The court determined the matter could not be resolved at the hearing and set a trial date. The trial was set for Aug. 10, until CFH decided on July 18 to dismiss the “sites” cause of action to expedite a decision.
“There will not be a trial, the case will now proceed to a final judgment,” said Gelfand. “We want to let this case get fully resolved and end up in a judgment and the best way to do that is to put those claims off for later if we decide that they need to be refiled. But our current expectation is not to refile those claims, just move forward on [the city’s] rezoning.”
CFH also cited the builder’s remedy situation in the case, stemming from the city denying the 600 Foothill Blvd. project, even though the city was not substantially compliant in their housing element at that time. Although the judge stated that CFH was correct in their argument that the city could not have denied the project because of its rezoning, the judge would not recognize CFH as a vested party as they are not seeking development in LCF.

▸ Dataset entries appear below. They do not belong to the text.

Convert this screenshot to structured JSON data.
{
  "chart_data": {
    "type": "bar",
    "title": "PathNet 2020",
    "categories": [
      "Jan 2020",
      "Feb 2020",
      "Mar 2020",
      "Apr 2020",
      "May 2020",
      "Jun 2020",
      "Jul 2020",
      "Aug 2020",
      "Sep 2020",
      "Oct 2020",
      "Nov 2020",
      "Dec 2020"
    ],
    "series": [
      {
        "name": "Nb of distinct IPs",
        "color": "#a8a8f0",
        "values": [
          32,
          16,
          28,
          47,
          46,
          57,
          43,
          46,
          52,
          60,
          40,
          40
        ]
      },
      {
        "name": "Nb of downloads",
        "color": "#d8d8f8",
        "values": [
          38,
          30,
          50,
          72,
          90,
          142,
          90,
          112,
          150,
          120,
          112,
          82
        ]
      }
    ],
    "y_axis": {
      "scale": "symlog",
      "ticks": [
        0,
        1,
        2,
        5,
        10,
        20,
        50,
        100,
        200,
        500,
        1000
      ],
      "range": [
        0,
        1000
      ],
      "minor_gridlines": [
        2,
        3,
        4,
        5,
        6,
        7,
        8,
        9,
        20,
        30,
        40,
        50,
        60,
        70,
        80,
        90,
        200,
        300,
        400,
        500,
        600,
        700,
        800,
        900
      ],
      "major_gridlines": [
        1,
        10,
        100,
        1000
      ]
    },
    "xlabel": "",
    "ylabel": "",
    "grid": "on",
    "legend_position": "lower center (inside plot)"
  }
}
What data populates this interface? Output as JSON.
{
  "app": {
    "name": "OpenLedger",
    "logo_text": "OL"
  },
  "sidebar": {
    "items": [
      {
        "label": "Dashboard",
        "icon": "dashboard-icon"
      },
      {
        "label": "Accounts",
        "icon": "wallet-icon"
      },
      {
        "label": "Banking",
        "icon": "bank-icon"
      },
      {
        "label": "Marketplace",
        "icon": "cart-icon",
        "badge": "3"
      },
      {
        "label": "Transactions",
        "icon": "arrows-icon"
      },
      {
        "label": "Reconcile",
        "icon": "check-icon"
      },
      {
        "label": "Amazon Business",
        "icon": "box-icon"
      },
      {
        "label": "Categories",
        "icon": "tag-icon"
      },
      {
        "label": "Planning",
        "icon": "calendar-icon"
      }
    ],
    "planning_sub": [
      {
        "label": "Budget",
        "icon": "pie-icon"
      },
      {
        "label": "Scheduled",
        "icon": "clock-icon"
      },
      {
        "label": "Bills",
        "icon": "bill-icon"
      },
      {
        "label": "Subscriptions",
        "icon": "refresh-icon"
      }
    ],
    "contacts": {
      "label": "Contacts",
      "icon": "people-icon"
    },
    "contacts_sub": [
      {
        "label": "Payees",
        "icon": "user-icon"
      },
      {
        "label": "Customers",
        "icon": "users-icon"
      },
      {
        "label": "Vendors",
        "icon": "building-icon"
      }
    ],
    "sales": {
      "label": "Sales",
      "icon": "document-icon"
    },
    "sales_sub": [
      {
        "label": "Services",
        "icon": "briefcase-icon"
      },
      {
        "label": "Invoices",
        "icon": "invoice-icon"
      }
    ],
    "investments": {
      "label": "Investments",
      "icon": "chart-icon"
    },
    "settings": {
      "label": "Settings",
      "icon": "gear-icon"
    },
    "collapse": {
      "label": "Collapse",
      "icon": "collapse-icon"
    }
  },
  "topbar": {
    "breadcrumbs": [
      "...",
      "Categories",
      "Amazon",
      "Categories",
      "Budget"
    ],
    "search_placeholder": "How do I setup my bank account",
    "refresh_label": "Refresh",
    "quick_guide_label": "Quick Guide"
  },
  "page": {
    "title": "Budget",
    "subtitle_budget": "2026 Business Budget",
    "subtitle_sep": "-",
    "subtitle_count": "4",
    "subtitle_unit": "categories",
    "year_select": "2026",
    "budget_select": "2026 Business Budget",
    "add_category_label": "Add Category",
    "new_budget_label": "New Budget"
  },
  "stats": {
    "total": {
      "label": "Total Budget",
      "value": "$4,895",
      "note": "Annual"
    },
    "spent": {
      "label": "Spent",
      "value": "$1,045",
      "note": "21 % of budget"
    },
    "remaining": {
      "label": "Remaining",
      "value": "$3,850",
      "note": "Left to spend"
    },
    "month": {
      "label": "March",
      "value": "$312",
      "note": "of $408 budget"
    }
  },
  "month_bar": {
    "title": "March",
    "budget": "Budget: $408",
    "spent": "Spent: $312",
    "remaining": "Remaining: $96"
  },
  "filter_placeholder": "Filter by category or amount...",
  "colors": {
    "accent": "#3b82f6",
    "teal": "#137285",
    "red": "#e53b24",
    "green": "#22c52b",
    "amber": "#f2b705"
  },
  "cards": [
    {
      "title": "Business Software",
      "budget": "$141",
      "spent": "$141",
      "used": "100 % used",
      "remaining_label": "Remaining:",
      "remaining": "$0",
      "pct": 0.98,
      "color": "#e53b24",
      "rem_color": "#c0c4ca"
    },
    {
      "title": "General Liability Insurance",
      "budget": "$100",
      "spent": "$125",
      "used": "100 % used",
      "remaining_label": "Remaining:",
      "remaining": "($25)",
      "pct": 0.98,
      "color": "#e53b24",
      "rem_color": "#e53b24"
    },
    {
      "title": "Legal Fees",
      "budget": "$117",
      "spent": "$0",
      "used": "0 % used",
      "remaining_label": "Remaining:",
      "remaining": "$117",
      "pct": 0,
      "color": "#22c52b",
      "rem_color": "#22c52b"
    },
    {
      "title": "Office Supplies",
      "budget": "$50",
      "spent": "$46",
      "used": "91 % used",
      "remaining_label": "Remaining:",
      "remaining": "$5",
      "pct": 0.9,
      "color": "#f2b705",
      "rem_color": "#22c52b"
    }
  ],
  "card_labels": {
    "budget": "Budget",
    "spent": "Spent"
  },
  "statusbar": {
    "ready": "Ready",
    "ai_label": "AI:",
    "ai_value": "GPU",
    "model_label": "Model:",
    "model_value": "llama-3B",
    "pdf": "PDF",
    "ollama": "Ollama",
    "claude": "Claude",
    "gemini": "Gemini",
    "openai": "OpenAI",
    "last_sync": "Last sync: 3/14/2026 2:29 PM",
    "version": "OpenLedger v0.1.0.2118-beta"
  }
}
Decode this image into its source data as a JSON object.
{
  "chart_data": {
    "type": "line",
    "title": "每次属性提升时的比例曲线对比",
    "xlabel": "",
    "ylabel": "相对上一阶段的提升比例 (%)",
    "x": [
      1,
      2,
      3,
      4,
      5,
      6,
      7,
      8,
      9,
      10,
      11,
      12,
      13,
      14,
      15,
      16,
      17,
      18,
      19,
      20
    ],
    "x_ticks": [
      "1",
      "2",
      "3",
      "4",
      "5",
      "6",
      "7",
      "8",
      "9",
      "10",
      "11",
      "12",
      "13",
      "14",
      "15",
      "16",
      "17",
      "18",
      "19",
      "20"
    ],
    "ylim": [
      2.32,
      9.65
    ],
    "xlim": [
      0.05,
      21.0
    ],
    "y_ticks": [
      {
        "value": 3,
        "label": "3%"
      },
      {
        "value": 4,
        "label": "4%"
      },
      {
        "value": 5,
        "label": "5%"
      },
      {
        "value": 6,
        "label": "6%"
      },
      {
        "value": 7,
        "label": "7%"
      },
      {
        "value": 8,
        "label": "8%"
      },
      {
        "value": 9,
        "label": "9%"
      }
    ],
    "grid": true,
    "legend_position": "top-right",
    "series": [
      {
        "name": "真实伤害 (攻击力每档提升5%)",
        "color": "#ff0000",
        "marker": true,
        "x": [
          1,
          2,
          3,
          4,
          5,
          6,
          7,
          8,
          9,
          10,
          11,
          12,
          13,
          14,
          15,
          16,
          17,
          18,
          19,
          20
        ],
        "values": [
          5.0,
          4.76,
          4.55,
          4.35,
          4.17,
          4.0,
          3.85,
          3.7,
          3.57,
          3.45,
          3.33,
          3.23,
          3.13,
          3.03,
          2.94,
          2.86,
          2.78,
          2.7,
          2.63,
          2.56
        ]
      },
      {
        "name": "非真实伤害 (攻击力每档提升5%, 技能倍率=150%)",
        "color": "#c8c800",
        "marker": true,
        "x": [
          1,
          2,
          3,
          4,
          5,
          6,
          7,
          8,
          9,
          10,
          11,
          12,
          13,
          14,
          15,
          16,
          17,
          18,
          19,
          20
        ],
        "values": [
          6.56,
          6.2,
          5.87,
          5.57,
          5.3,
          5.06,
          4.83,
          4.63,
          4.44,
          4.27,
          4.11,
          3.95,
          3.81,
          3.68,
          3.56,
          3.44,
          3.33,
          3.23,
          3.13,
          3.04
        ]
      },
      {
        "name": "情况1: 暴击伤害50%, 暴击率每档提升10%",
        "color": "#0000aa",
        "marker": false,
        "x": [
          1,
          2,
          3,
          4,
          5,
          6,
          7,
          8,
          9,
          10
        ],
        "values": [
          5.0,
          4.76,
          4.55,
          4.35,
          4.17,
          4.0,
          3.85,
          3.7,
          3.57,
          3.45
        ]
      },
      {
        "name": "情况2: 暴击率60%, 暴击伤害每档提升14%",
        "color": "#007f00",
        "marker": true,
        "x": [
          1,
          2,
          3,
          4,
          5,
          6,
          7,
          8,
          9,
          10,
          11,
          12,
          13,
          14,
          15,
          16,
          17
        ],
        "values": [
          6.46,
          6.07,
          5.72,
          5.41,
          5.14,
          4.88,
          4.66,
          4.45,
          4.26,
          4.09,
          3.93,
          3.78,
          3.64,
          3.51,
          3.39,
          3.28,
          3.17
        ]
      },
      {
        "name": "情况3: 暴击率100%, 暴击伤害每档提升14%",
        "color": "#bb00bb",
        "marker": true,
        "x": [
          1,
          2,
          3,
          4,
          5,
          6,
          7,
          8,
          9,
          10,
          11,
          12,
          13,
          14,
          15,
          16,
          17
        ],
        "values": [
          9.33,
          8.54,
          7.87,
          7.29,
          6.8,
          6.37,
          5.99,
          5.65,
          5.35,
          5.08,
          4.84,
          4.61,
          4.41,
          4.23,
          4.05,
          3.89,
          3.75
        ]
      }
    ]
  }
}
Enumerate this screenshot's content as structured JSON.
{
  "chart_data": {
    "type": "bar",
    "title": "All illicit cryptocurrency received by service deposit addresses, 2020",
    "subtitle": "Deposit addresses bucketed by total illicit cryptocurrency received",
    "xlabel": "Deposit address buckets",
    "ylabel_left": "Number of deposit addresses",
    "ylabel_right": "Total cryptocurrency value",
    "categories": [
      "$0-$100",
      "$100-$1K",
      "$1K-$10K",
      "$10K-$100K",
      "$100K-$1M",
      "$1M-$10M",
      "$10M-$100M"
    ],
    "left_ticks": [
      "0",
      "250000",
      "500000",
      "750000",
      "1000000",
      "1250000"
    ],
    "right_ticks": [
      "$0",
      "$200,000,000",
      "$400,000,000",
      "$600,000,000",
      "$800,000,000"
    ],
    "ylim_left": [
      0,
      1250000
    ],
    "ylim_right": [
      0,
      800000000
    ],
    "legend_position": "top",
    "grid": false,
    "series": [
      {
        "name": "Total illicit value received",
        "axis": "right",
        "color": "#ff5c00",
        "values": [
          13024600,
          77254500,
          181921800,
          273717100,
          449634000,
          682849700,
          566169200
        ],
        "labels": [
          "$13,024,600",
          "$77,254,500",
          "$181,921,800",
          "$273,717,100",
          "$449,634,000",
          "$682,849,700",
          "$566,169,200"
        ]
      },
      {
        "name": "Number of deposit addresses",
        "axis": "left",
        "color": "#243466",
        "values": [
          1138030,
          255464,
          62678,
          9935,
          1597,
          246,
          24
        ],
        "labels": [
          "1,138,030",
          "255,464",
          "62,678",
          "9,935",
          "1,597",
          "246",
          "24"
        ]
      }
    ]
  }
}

“The petition also does not allege that CFH has applied to the city for a housing development project or intends to at any future date. Consequently, there is no controversy between the city and CFH about the applicability,” stated the document.
Jonathan Curtis, former LCF mayor and partner in Cedar Street Partners, along with Alexandra Hack and Garret Weyand, said that they are pleased with the court’s decision and will be considering all their options in regard to the denial of their builder’s remedy argument back in May.
The three partners were present at the hearing.
Gelfand was also pleased with the result.
“Yes, we’re pleased with the result,” he said. “It accomplishes our goals, which is establishing that these rules are real.”
Gelfand explained that once the city receives final judgment, the court will give a timeline on when it will need to complete rezoning, which can be “a very expedited basis.”
“We’re going to be going to court to try and get a final judgment issued,” said Gelfand. “We are going to be working toward that as quickly as possible.”